The show is sort of a ballet “dream team”, with pieces from the best ballet companies in the world being performed by lead dancers such as Misa Kuranaga from the Boston Ballet; Lauren Lovette from the NewYork City Ballet; Jeffrey Cirio, from the American Ballet Teather; and Maria Kochetkova from the San Francisco Ballet.
The first time he presented the mise-en-scène was in 2014. Now, he says, “everything has changed.”
“It's a good pause, time enough for me to have changed as a dancer, as an artist, to evolve and for the companies to evolve as well,” said Hernández during his latest interview with The Associated Press in Mexico City. “It's been some very creative years.”
The program of this new Despertares (Awakenings) includes a fragment of The Nutcracker version created for the Paris Opera by the choreographer Sidi Larbi Cherkaoui, who has worked with the Royal Ballet Flanders and with stars like Beyonce .
“The Paris Opera has the exclusivity, and no one else but them can dance it,” said Hernández, who managed to obtain their permission to bring it to Mexico.
The performance will also include a fragment of the Dust choreography of Akram Khan, who participated in the opening ceremony of the Olympic Games in London with a piece showcasing the role of women during the First World War.
“When I saw that Ballet I couldn't fall asleep at night. It was amazing, especially because they had created a new language, and that hadn't happened in the world of ballet in quite some time,” said Hernández, who will bring the last 10 minutes of the piece, which he considers the “main part“ of the ballet.
The repertoire also includes classics such as Don Quixote , Carmen, and Talisman , as well as the participation of tap dancer Savion Glover, Spaniard dancer Tamara Rojo, and Hernandez's brother, Esteban, who dances for the San Francisco Ballet.
“I think it's essential to keep consuming this type of entertainment, which not only feeds your senses but nurtures your imagination. It's not the type of entertainment that is simply displayed before you, it's the sort that makes you question and wonder, that demands you to find a meaning to what you're seeing, or to allow yourself to be transported to all these very different emotional places,” he said.
Hernández, who is 27 years old, is currently the lead dancer of the English National Ballet , a position he also held at the Mariinsky Teather of Saint Petersburg, the Paris Opera and the Dutch National Ballet . He has danced at the Bolshoi, the American Ballet Theater of New York and the San Francisco Ballet. The only dance floor he hasn't stepped on yet is the Metropolitan in New York.
“Unconsciously I think I'm putting it aside because I don't want to meet all my professional goals at 27,” he explains. “I want to reach that stage at my best moment, which I hope to achieve in the next eight years.”

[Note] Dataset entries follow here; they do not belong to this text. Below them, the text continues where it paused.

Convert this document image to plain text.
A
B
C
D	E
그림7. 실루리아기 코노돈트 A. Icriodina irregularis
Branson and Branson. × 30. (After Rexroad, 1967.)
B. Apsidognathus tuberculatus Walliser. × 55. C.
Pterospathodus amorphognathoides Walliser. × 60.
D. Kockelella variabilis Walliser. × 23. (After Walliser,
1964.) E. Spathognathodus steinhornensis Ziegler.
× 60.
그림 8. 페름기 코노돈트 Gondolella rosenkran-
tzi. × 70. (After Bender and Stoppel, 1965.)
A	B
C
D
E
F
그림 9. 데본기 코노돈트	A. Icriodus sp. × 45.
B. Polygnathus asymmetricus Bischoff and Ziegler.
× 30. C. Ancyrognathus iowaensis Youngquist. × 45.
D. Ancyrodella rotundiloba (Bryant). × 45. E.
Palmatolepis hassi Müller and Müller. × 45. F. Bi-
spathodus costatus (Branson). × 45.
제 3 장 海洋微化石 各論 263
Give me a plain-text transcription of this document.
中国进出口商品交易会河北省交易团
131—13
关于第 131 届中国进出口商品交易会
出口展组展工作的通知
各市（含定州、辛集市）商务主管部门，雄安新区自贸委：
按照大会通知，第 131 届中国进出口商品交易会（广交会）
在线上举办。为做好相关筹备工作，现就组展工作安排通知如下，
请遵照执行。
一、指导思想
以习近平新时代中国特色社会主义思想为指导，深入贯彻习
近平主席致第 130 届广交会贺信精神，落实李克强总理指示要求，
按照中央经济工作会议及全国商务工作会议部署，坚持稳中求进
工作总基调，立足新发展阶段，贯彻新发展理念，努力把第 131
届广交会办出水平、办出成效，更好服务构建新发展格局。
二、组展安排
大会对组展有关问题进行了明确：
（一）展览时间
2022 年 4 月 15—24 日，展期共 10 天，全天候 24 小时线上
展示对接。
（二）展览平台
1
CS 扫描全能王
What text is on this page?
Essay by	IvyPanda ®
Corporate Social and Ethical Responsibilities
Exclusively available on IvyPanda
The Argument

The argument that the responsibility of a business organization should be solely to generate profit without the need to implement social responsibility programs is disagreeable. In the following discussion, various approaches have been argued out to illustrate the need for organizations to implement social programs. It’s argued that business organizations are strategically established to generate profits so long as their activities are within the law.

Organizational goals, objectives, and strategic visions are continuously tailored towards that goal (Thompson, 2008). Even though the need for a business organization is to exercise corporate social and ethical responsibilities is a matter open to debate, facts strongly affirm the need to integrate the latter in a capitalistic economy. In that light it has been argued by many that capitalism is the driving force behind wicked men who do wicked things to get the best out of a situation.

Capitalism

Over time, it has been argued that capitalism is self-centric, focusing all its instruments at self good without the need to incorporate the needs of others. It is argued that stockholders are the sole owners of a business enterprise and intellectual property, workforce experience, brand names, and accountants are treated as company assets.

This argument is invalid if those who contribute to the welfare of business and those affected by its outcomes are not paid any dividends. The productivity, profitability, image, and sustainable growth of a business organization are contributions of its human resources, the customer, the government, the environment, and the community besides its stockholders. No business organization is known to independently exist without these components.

It's been a long journey for a boy who grew middle-class borough in Guadalajara, Mexico , within a very peculiar family. He has 10 siblings, his father taught all of them to dance while their mother home-schooled them. They also had a Volkswagen Type 2 ("hippie van") where they all got into to go and do their social work, similarly to the film ”Captain Fantastic” with Viggo Mortensen , of which Hernández said to be a fan.
Currently, the family of Hernández has two non-profit schools in Tlajomulco, in his native State of Jalisco, where 200 children study dance.
“My father wanted to prove the impact on a community when you have a cultural education. It has been an extraordinary project,” he said. “I've personally seen a more radical change in the parents than in the kids themselves.”